String markers work well for the common case, but they can misfire - responses that contain refusal-like phrases but are actually compliant, or refusals that dodge every predefined marker. This adds an optional LLM-based judge as an alternative classification method for those cases.

When judge_model points to a GGUF file, a local model is loaded via llama-cpp-python and queried during evaluation. It prompts the judge with the original prompt and the model's response, and expects a single-word verdict (REFUSAL or COMPLIANCE). If the judge fails to produce a parseable answer after retrying, classification falls through to the existing marker logic transparently. When judge_model is not set, nothing changes.

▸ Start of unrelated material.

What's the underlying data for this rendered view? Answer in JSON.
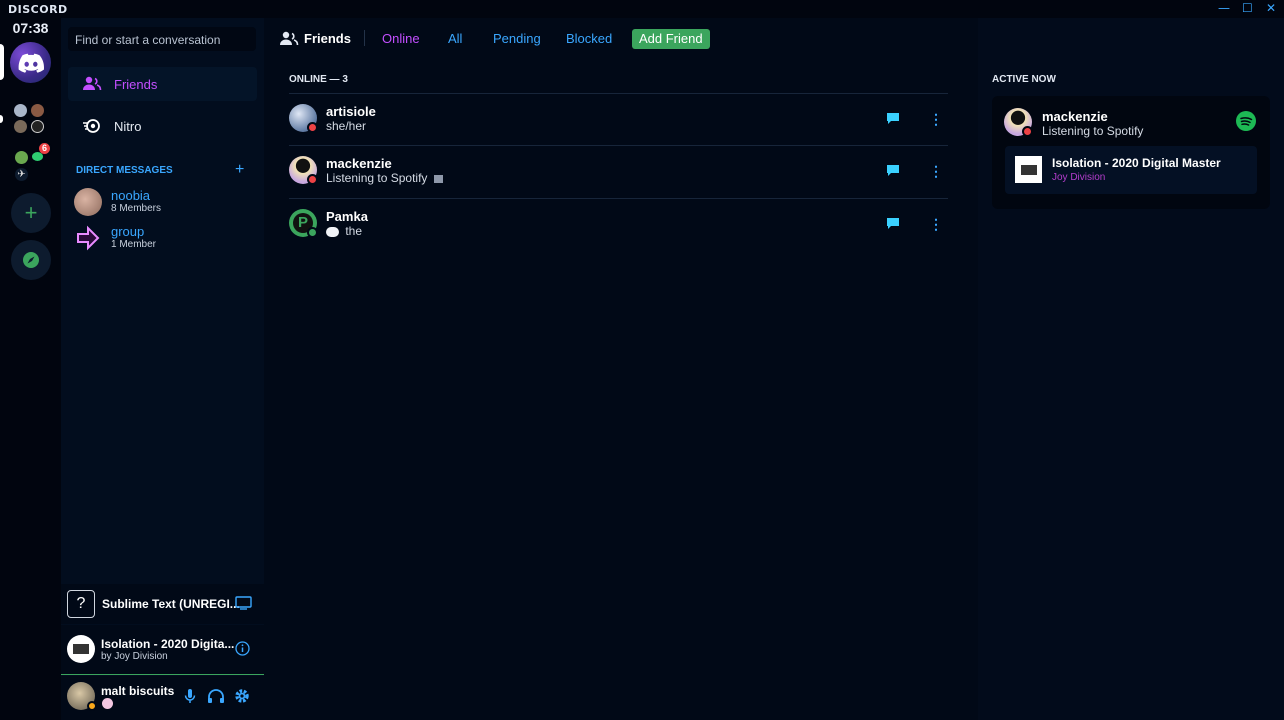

Requires the new judge-llama-cpp optional extra (llama-cpp-python~=0.3).

Configuration

All new settings are judge_* prefixed and documented in config.default.toml. The key ones:

  • judge_model - path to a GGUF file; this is what enables the judge
  • judge_gpu_layers - layer offloading (0 = CPU-only, -1 = all layers on GPU)
  • judge_kv_cache_type - KV cache quantization (f16 default, down to q4_0)
  • judge_tensor_split - multi-GPU distribution proportions
  • judge_system_prompt / judge_user_template - fully customizable prompts; the template uses {prompt} and {response} placeholders
  • judge_context_length - max context in tokens (default 2048)
  • judge_max_attempts - retries before falling back to markers (default 3)
  • judge_thinking_tokens - token pairs to strip from reasoning model output (e.g. /)
  • judge_self_test - runs a sanity check on init with obvious refusal/compliance pairs (default true)
  • print_judge_messages / judge_verbose - debug flags

Full list with defaults and descriptions is in config.default.toml.

Notes

  • The judge is queried for each prompt on every trial, so it can significantly increase optimization time depending on inference speed. This is called out in the config comments.
  • On init, a self-test verifies the judge can handle obvious cases and warns if it can't.

Test plan

  • uv sync -all-extras -dev installs cleanly
  • CI checks pass (ruff format, ruff check, ty check)
  • With judge_model unset, existing marker behavior is unchanged
  • With judge_model set, judge verdicts appear in verbose output
  • Fallback to markers when judge produces unparseable output
  • Self-test warnings appear when judge misclassifies obvious cases

Add an optional judge LLM that classifies model responses as refusals,
using llama-cpp-python to run a local GGUF model. When judge_model is
set, the judge is used as the primary classifier with string markers
as a fallback on parse failure. Includes configurable system/user
prompts, thinking-token stripping, a self-test on initialization,
GPU offloading, KV cache quantization, and debug logging.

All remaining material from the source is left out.